Die bürgerlichen Historiker des Siebenjährigen Krieges müssen denn auch, wenn sie einmal nicht umhin können, Westphalens Namen zu erwähnen, ihm die höchsten Lobsprüche zuerkennen. Der eine (Preuß) nennt ihn „unvergleichlich", der andere (Graf Lippe) „hochverdienstvoll", der dritte (Bernhardi) den „leitenden Genius von Ferdinands Hauptquartier", der vierte – wenn wir nicht irren: Delbrück – den „Gneisenau des Siebenjährigen Krieges". Und diese Bezeichnung ist zunächst insofern die treffendste, als sie auch dem Herzog Ferdinand sein gutes Recht gibt. Er war, wie Blücher, ein glänzender Feldsoldat und dabei ein ehrlicher, großherziger, offener Charakter, der sich ohne Eifersucht der höheren Einsicht seines Geheimsekretärs zu fügen wusste. Denn um eine höhere Einsicht handelte es sich allerdings. Große Strategen sind ungleich seltener als glänzende Feldsoldaten. Und wie der Herzog ohne Eifersucht gegen Westphalen war, so war Westphalen ohne Neid gegen den Herzog. Darin stand er fast noch über Gneisenau, der es wohl einmal in einer Stunde des Unmuts bitter empfand, dass die Mitwelt alle Ruhmeskränze zu den Füßen Blüchers niederlegte. Dieser merkwürdige Mann, der fünf Feldzüge eines großen Heeres geleitet hat, war so durch und durch bürgerlich gesinnt, dass er nie ein soldatisches Kleid getragen und sogar, wie schon erwähnt, nicht einmal den hohen, militärischen Titel geführt hat, durch den der König von England seine strategischen Verdienste ehren zu können meinte.

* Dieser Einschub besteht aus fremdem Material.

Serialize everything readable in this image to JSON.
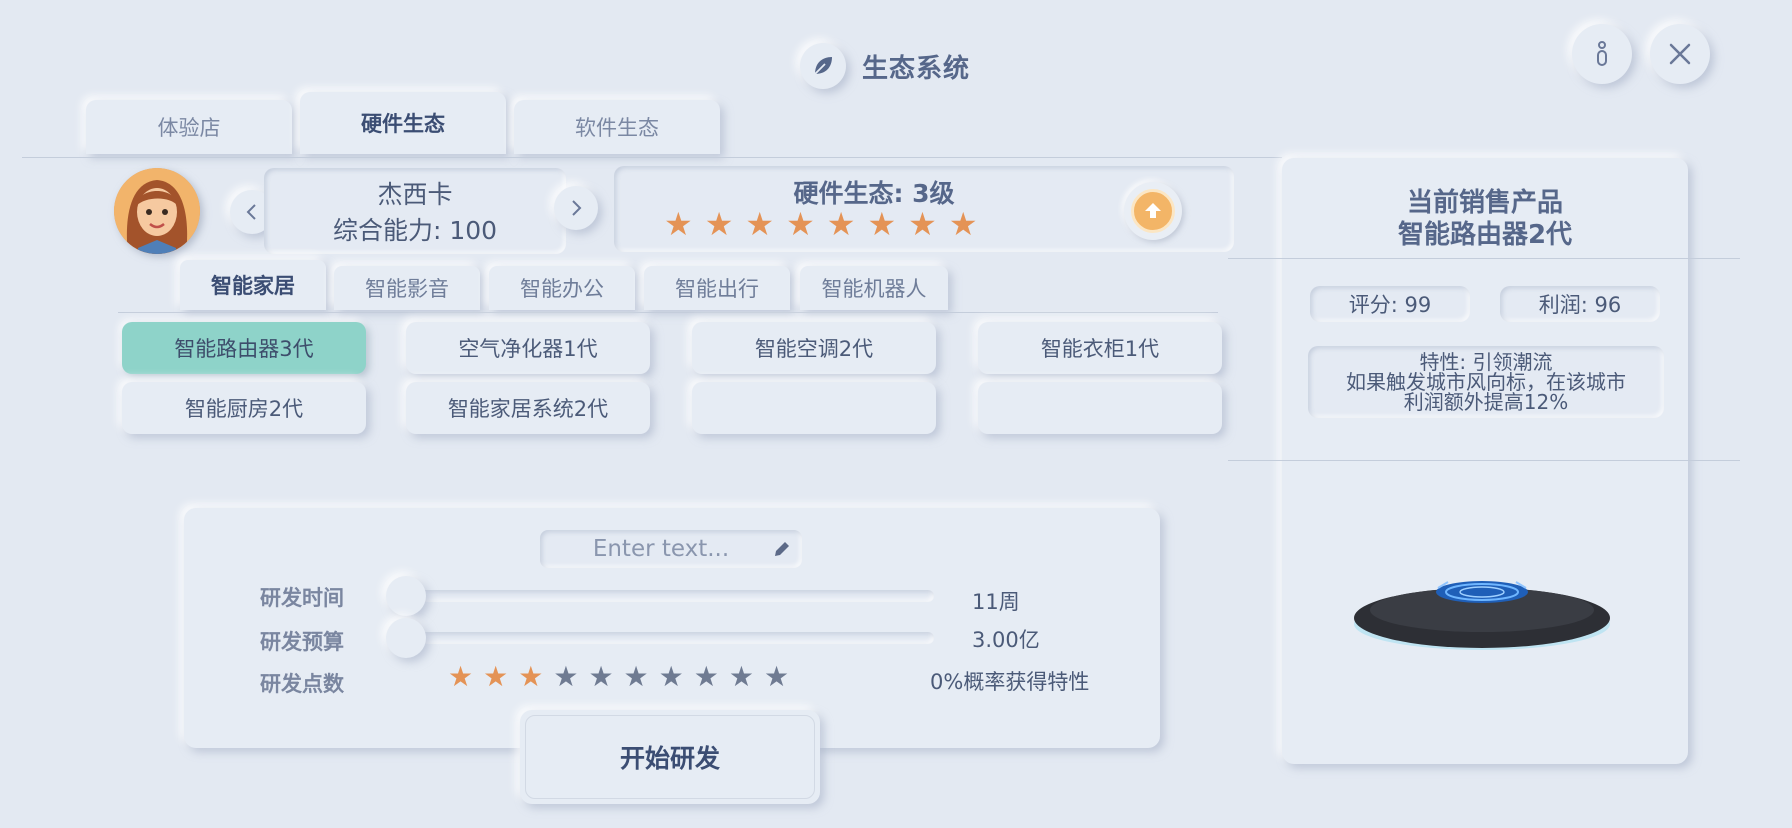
{
  "header": {
    "title": "生态系统",
    "leaf_icon": "leaf-icon",
    "info_icon": "info-icon",
    "close_icon": "close-icon"
  },
  "tabs": [
    {
      "label": "体验店",
      "active": false
    },
    {
      "label": "硬件生态",
      "active": true
    },
    {
      "label": "软件生态",
      "active": false
    }
  ],
  "character": {
    "name": "杰西卡",
    "ability": "综合能力: 100",
    "prev_icon": "chevron-left-icon",
    "next_icon": "chevron-right-icon"
  },
  "level_panel": {
    "title": "硬件生态: 3级",
    "stars_filled": 8,
    "stars_total": 8,
    "upgrade_icon": "upgrade-arrow-icon"
  },
  "sub_tabs": [
    {
      "label": "智能家居",
      "active": true
    },
    {
      "label": "智能影音",
      "active": false
    },
    {
      "label": "智能办公",
      "active": false
    },
    {
      "label": "智能出行",
      "active": false
    },
    {
      "label": "智能机器人",
      "active": false
    }
  ],
  "products": [
    "智能路由器3代",
    "空气净化器1代",
    "智能空调2代",
    "智能衣柜1代",
    "智能厨房2代",
    "智能家居系统2代",
    "",
    ""
  ],
  "research": {
    "name_placeholder": "Enter text...",
    "edit_icon": "pencil-icon",
    "time_label": "研发时间",
    "time_value": "11周",
    "time_slider": 0.0,
    "budget_label": "研发预算",
    "budget_value": "3.00亿",
    "budget_slider": 0.0,
    "points_label": "研发点数",
    "points_filled": 3,
    "points_total": 10,
    "trait_chance": "0%概率获得特性",
    "start_button": "开始研发"
  },
  "right_panel": {
    "heading_line1": "当前销售产品",
    "heading_line2": "智能路由器2代",
    "score": "评分: 99",
    "profit": "利润: 96",
    "trait_line1": "特性: 引领潮流",
    "trait_line2": "如果触发城市风向标，在该城市",
    "trait_line3": "利润额外提高12%"
  },
  "colors": {
    "accent_green": "#8ed3c9",
    "star_on": "#e49356",
    "star_off": "#6f7b92",
    "background": "#e3e9f2"
  }
}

Und es ist deshalb sehr wohl möglich, dass er auf dem Schlachtfelde ebenso schlecht kommandiert haben würde, wie der Herzog Ferdinand gut kommandiert hat. Aber wie der eine neben dem anderen trefflich bestand, so scheinen beide niemals daran gedacht zu haben, wie der eine ohne den anderen bestehen könne. Sie haben in ihren gemeinsamen Feldzügen und dreißig weitere Jahre stets in guter Freundschaft miteinander gelebt, auch dann noch, als nichtswürdige Höflinge in Braunschweig den Geheimsekretär gegen den Herzog ausspielten, weil sie dadurch dem heimlichen Neide schmeichelten, mit dem der Erbprinz von Braunschweig, der Lessing-Quäler und Menschenverkäufer, auf seinen berühmten Oheim sah. Es ist ein gleich gutes Zeugnis für den Charakter des Herzogs wie Westphalens, dass sie in dieser immerhin peinlichen Probe niemals irre aneinander wurden.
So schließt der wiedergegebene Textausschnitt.